Tyler wastes no time in throwing these two families into what I would consider an off-the-wall situation—a leaf-raking party at Brad and Bitsy’s house. Maybe this is an old custom in Baltimore and other parts of America but it’s something I never encountered in Alabama. Then there’s the annual celebration of the arrival of the two girls, the Arrival Party, another of Bitsy’s instigations. Videos of the airport celebration are shown after a rousing rendition of “She’ll Be Coming Around the Mountain”, the only “arrival” song that Bitsy can think of.

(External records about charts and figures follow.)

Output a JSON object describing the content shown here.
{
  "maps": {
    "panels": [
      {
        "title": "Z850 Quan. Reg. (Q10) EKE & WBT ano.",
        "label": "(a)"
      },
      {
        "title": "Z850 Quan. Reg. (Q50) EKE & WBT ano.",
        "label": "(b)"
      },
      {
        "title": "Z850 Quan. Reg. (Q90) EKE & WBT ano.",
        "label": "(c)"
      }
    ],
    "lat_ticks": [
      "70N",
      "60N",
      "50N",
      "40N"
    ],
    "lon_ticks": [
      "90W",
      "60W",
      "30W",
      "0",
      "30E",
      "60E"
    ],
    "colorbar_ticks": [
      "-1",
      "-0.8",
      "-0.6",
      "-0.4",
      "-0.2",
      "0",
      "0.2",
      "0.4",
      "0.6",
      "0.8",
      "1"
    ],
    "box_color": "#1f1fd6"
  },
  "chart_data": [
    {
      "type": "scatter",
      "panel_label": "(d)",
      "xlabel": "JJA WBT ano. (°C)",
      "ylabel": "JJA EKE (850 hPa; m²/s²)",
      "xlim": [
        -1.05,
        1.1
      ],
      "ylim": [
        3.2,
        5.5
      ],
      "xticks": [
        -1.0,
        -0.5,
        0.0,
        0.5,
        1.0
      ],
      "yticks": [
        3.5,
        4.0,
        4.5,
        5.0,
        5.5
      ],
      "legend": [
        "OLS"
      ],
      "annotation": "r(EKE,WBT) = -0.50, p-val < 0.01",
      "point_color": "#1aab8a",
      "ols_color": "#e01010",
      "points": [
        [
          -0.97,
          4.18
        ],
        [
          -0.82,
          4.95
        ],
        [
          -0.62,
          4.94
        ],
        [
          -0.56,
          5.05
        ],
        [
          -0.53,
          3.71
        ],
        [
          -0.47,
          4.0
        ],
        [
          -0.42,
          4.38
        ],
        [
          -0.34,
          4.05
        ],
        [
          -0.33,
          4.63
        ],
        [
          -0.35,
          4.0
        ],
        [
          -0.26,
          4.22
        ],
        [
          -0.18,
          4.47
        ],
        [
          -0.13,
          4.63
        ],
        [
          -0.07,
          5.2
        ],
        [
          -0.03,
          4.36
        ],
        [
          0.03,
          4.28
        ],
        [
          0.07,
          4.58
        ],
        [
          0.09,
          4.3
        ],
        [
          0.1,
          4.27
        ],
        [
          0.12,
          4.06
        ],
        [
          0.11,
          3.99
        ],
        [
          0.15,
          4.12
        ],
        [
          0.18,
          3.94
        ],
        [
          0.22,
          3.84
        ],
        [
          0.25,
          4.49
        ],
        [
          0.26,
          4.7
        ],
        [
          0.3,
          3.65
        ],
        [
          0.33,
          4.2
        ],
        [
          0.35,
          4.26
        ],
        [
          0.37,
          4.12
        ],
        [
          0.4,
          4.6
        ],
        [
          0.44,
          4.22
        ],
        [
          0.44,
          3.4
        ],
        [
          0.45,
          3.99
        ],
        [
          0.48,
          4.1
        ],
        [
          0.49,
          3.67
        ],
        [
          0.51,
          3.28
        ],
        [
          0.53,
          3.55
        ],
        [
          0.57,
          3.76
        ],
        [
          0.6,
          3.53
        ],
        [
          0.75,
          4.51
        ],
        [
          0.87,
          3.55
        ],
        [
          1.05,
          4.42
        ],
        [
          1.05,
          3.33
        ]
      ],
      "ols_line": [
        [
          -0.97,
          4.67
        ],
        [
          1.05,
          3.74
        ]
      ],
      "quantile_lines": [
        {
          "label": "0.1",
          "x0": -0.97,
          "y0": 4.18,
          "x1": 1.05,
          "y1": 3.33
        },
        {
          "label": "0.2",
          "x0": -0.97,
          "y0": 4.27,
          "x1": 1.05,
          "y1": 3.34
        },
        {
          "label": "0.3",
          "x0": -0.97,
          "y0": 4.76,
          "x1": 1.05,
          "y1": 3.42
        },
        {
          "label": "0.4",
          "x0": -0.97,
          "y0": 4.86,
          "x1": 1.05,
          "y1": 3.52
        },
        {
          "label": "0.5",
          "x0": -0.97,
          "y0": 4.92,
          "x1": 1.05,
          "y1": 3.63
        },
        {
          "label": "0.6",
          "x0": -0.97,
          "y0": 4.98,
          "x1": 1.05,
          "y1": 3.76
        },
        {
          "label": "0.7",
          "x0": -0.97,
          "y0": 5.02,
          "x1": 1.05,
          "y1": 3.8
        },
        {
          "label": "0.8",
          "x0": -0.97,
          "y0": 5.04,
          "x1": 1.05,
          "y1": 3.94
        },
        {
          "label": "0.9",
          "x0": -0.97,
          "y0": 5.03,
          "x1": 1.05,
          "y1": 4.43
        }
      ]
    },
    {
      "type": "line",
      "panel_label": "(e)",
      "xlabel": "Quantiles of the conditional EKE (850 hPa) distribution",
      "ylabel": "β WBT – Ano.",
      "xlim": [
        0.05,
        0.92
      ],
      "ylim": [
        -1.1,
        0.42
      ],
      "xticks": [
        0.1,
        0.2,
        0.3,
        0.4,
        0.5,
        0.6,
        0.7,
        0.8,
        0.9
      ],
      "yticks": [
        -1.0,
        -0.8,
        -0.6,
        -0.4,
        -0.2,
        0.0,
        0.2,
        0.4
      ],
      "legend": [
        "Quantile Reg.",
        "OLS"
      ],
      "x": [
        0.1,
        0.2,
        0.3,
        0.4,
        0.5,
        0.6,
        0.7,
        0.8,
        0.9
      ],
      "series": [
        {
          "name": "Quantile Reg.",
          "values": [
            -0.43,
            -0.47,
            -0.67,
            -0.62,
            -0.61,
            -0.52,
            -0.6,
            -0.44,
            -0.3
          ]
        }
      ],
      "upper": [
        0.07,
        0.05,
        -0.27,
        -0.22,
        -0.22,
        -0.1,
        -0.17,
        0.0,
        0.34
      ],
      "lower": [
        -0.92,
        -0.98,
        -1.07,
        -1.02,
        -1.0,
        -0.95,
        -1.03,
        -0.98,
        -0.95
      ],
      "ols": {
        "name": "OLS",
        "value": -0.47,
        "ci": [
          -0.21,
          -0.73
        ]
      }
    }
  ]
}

These gatherings usually include most of the aunts, uncles, cousins and of course the grandparents on both sides. Tyler brings the reader to the party. The clashes and contrasts of the two cultures are tempered by subtle revelations that people have similar problems and pleasures, regardless of their origins.

The author spreads the point of view among several of the characters, including one chapter from Jin-Ho’s perspective. However, this story ultimately belongs to two of the grandparents, Sami’s mother, Maryam, and Bitsy’s father, Dave. When Dave’s wife dies of cancer between the first and second Arrival Day, his grief is numbing. “He thought, why, this is just unbearable. He thought, I should have been able to practice on someone less important first. I don’t know how to do this.” Removing her voice from the answering machine “seemed an act of violence” so he does not erase it.

Maryam’s character is more complex. Born in Iran, she was “the most Westernized of young women, the most free-thinking and forward-looking.” Although she was enrolled in the University of Teheran, she spent more time on political activities than in the classroom. She was arrested but was quickly set free thanks to an uncle’s influence. Her family knew they had to get her out of the country, so they arranged for her to meet a friend’s son, a pathologist now living in America. It was technically an arranged marriage, but it’s clear that it would not have happened if Maryam had not wanted it to happen.

Maryam never looked at America as the promised land and threatened to return to Iran a couple of times early in her marriage. Her husband died when Sami was small and she decided to stay although she never felt that she was an American.

After Dave’s wife dies, you think you know what’s coming. Will this exotic foreigner and the plain, ordinary American widower get together? Or are they oil and water? Maybe, maybe not. If Tyler’s tale were to end where you think it is going, Digging to America would be a shorter book. Don’t speculate, just relax and enjoy the ride.

Add Digging to America to the long list of this beloved author’s remarkable successes.


Digging to America, 277 pages, Alfred A. Knopf, available at booksellers and libraries.